Habits such as keeping laughter alive, having fun together, touching each other tenderly and acknowledging the good in each other are all part of the regular commitment of time and energy that love and friendship requires.
One statement I often hear from people that I see in my practice is, “I love my spouse, but I am not in love anymore.” Many people believe that once they have fallen out of love they cannot fall back in love anymore with the same person.
It is essential to realize, however, that married couples do sometimes fall out of love, and that couples who fall out of love can also fall back in love with each other again.
You may know couples who have been married thirty, fourty, even fifty years. Some of these couples have strong, vibrant marriages. When you watch them, you can see clearly that they love and adore each other. They seem to have led a charmed life together.
Know, however, that quite a few of these couples, still in love in their twilight years, struggled to like each other at different points in their marriage, and had to learn to fall in love with each other all over again, maybe more than once.

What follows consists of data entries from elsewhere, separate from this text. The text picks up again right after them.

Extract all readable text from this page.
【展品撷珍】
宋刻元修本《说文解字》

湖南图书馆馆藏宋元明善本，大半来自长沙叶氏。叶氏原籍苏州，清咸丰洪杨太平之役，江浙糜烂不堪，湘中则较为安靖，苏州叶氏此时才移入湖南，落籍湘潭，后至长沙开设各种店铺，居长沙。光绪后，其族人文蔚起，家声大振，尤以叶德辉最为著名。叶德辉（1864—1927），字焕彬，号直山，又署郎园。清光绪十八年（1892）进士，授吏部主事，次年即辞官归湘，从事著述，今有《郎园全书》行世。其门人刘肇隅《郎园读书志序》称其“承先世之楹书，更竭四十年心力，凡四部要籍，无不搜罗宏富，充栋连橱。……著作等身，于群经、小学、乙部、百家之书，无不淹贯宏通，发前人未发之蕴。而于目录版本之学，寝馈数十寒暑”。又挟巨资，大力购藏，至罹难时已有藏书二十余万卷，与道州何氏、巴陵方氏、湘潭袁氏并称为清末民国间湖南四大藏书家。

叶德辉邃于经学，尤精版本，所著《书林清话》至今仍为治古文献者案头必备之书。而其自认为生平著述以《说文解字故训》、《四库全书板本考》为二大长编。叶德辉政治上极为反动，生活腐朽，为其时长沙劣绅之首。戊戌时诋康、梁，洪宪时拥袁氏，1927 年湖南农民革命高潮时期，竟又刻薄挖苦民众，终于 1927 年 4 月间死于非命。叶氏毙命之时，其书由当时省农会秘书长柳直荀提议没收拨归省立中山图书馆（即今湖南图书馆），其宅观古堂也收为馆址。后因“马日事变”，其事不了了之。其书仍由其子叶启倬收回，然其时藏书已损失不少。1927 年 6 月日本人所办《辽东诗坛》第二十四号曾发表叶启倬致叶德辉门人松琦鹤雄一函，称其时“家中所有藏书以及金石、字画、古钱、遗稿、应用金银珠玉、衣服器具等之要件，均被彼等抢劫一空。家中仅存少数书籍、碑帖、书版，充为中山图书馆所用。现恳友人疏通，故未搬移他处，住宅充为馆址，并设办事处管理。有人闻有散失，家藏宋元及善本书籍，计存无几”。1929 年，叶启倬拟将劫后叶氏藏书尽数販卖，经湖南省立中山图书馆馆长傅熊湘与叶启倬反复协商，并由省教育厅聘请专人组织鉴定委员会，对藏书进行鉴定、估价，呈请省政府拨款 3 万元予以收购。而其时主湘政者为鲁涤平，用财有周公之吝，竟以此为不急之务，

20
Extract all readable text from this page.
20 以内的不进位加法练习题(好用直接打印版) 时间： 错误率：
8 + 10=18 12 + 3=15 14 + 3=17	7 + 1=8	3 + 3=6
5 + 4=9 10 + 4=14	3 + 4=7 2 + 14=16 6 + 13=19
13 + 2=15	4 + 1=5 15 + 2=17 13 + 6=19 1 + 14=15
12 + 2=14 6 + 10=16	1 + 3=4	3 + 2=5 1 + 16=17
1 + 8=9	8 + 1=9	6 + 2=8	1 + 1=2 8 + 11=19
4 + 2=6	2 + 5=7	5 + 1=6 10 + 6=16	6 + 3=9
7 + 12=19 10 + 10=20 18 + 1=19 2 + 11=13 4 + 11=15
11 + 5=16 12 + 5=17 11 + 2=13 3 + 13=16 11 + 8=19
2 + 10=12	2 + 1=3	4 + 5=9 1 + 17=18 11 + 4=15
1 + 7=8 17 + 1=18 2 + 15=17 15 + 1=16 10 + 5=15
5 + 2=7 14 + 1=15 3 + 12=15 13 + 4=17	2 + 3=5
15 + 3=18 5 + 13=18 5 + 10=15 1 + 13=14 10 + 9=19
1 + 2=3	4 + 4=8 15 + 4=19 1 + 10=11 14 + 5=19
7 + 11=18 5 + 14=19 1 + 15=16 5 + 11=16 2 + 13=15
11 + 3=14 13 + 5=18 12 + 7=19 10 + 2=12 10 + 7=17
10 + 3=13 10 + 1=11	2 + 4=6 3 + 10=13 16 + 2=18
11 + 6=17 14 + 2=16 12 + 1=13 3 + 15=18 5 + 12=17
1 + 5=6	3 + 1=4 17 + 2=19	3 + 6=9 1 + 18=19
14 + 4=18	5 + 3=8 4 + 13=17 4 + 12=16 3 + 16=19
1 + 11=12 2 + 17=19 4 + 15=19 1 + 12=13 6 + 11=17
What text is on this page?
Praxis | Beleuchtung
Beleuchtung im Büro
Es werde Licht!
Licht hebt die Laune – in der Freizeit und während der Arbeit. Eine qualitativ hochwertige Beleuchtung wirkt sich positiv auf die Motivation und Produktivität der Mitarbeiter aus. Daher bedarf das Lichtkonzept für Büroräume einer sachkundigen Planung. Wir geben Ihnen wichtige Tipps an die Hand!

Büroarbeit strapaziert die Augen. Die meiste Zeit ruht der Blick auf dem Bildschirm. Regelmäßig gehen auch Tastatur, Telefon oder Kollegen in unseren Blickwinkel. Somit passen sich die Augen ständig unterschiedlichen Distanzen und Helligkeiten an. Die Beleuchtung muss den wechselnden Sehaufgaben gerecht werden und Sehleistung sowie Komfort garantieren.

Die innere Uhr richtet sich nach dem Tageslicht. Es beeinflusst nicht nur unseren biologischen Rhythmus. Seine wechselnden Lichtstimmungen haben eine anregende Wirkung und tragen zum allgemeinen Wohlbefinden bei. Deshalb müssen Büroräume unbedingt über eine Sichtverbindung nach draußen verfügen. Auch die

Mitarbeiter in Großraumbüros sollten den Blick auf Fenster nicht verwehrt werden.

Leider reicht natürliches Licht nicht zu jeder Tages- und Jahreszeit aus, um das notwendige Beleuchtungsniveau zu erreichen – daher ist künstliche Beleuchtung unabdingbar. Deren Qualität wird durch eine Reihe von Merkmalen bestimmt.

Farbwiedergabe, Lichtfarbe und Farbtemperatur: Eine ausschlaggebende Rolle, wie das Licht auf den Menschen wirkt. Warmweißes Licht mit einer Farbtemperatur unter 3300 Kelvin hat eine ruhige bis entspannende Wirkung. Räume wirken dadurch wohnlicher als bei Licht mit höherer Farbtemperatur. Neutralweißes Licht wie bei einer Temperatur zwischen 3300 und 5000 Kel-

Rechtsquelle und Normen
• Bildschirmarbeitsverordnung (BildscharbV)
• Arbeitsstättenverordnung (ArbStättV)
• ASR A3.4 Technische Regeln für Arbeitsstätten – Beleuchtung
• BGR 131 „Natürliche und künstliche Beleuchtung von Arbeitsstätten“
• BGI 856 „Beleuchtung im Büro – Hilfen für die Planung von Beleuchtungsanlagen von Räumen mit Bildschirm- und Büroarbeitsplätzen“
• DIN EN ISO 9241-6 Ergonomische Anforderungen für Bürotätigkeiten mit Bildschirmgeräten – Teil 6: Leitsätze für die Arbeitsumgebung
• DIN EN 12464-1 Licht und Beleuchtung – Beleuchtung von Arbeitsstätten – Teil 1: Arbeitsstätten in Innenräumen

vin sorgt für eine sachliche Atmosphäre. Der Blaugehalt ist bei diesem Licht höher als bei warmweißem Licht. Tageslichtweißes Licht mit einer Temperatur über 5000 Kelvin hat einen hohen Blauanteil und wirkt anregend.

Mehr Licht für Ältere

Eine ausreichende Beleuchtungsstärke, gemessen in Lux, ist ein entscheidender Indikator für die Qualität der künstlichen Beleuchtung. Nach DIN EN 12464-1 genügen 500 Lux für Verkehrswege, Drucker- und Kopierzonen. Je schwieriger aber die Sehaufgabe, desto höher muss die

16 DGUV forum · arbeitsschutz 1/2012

Research shows that couples who are committed to their partners and who are willing to work on their marriage can significantly improve their feelings of satisfaction with their relationship over time.
In one study, two-thirds of married couples reported improved marital satisfaction over time, even though these same couples had reported feeling unhappy in their marriage years earlier. These were couples who were committed to their relationship and were willing to work on it.
Marriage can be hard. To have a successful marriage requires that we have self-discipline, humility, and a willingness to grow and change.
It is common to hear of people talking about the benefits of a new and exciting relationship, how it makes them feel alive and meets their needs, but it is essential to know that deep and abiding relationships require something from us in order to keep them deep and abiding over the long run. They don’t “just happen” naturally.
I often hear this sort of statement in my work with couples. “I feel I have to give up too much of myself for this marriage. It isn’t worth it.” Many times spouses are reluctant to engage in the work of marriage because they fear it means having to change their personality, preferences or identity.
My response to this concern is to suggest that the type of changes that marriage requires of us are not necessarily changes in our personality or preferences, but rather they are changes that involve personal growth. If both of you are willing to grow together, and to stretch yourselves beyond what is comfortable and “easy” then it is likely that you can both save your marriage and keep it strong throughout the years.
I hope that what I have said here has given you some hope. Hope is strength. Hold on to hope when you are feeling discouraged. Few things are as discouraging and disheartening as being in an unhappy marriage. But take heart that things can improve if you are willing to work at it.